“Adalah baik untuk menyanyikan syukur kepada TUHAN, dan untuk menyanyikan mazmur bagi nama-Mu, ya Yang Mahatinggi, untuk memberitakan kasih setia-Mu di waktu pagi dan kesetiaan-Mu di waktu malam.” Mazmur 92:1–2

Setiap hari adalah anugerah. Setiap matahari terbit adalah mujizat. Dan setiap napas yang Anda ambil adalah bukti bahwa ada Pencipta yang menopang dunia ini dengan tangan-Nya. Namun, di tengah kesibukan hidup sehari-hari, kita sering lupa kepada Dia yang membuat segalanya mungkin. Itulah sebabnya pemazmur berkata, “Adalah baik untuk menyanyikan syukur kepada TUHAN.” Mengapa? Karena dalam pujian, kita melihat. Dalam pujian, jiwa kita terbangun. Dan dalam pujian, kita mulai menyadari sidik jari Allah dalam segala hal di sekitar kita.

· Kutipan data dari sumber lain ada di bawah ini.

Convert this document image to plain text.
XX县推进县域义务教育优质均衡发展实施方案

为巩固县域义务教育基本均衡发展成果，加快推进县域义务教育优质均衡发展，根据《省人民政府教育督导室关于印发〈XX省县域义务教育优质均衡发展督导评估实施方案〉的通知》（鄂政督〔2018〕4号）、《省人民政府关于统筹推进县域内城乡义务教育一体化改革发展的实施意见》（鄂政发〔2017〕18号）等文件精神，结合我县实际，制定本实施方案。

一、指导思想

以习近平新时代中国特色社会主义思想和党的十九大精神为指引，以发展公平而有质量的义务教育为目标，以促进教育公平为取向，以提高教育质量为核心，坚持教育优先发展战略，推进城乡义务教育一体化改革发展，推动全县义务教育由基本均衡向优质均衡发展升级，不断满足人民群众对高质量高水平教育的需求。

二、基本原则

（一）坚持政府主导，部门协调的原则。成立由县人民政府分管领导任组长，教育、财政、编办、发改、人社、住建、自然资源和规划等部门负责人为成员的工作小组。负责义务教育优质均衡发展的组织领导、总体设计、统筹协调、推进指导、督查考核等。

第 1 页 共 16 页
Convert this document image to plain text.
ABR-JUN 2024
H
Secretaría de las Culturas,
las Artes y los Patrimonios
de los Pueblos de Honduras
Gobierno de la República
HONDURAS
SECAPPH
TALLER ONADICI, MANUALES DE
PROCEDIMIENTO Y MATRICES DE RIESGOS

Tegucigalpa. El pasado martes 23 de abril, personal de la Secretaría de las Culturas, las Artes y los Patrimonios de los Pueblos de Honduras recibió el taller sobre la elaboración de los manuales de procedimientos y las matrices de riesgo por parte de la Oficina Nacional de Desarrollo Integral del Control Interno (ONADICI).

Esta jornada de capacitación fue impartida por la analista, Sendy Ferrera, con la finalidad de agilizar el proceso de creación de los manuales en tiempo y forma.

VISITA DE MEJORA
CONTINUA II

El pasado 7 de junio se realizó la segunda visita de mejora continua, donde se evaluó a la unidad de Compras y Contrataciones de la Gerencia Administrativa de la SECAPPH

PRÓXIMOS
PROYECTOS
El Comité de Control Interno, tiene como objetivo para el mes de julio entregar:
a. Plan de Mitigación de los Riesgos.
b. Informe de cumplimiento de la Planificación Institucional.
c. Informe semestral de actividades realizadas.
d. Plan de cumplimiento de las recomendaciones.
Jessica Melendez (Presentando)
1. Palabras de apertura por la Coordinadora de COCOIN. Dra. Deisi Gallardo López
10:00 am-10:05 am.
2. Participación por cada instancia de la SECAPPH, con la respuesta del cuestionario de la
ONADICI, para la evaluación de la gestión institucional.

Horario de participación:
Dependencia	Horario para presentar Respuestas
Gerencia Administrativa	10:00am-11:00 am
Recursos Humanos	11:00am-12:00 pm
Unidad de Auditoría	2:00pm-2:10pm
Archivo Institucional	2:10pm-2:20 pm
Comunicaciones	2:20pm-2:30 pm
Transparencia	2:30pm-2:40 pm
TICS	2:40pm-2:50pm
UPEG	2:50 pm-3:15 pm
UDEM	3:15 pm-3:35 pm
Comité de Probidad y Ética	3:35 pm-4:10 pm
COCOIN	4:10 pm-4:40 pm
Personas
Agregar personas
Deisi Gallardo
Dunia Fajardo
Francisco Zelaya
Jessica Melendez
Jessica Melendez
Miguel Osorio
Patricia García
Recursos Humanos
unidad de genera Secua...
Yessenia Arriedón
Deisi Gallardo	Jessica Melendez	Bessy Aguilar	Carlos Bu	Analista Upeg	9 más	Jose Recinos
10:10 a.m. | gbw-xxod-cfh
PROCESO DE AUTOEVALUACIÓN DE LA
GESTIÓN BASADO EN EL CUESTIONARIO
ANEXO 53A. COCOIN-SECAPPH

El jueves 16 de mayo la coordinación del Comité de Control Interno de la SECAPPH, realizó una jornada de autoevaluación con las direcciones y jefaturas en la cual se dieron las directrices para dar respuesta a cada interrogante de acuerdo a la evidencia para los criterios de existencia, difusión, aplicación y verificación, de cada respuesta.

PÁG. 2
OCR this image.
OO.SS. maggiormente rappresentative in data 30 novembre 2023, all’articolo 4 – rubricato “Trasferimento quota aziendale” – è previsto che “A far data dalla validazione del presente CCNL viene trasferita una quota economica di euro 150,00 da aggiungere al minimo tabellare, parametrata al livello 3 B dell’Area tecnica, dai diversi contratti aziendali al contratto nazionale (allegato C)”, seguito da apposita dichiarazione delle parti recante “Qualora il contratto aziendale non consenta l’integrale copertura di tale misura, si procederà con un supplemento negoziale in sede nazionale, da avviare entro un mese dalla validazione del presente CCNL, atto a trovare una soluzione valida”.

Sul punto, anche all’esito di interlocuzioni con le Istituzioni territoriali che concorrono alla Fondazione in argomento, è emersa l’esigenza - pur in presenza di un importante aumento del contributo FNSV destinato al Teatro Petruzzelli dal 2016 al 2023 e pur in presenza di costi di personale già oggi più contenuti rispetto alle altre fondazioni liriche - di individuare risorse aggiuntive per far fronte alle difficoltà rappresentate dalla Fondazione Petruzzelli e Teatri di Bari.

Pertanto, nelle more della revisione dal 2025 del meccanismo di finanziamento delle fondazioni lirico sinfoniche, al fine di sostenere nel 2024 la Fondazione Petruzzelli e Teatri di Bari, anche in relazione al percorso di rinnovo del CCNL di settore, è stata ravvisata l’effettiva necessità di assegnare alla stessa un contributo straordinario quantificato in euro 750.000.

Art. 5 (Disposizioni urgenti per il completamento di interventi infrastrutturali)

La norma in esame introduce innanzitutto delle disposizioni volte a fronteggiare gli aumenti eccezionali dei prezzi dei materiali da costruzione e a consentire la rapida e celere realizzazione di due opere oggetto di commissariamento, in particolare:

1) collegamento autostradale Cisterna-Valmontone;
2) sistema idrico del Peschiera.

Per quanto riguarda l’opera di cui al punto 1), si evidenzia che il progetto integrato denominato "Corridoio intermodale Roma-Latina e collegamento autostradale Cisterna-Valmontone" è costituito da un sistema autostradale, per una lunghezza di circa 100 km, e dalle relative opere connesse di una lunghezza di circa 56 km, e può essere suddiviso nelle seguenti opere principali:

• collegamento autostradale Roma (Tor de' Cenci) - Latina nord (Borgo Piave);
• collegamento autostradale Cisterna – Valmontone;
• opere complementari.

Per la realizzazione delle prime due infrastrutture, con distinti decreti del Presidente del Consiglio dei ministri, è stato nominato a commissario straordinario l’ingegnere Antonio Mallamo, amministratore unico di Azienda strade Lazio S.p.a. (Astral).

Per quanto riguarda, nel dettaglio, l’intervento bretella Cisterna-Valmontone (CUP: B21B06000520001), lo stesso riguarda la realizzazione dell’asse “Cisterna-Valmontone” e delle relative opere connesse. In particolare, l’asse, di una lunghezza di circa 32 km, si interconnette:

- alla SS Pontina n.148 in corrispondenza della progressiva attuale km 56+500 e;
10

Pujian di Pagi Hari: Lebih dari Sekadar Rutinitas
Pemazmur mendorong kita untuk memberitakan kasih setia Allah di waktu pagi. Saat pertama kali mata Anda terbuka, saat kaki Anda menginjak lantai, itu bukan hanya awal dari rutinitas—itu adalah kesempatan ilahi. Kesempatan untuk kembali terhubung dengan Tuhan. Kesempatan untuk mengingat siapa diri Anda dan siapa Tuhan Anda. Kesempatan untuk menyaksikan kemuliaan-Nya.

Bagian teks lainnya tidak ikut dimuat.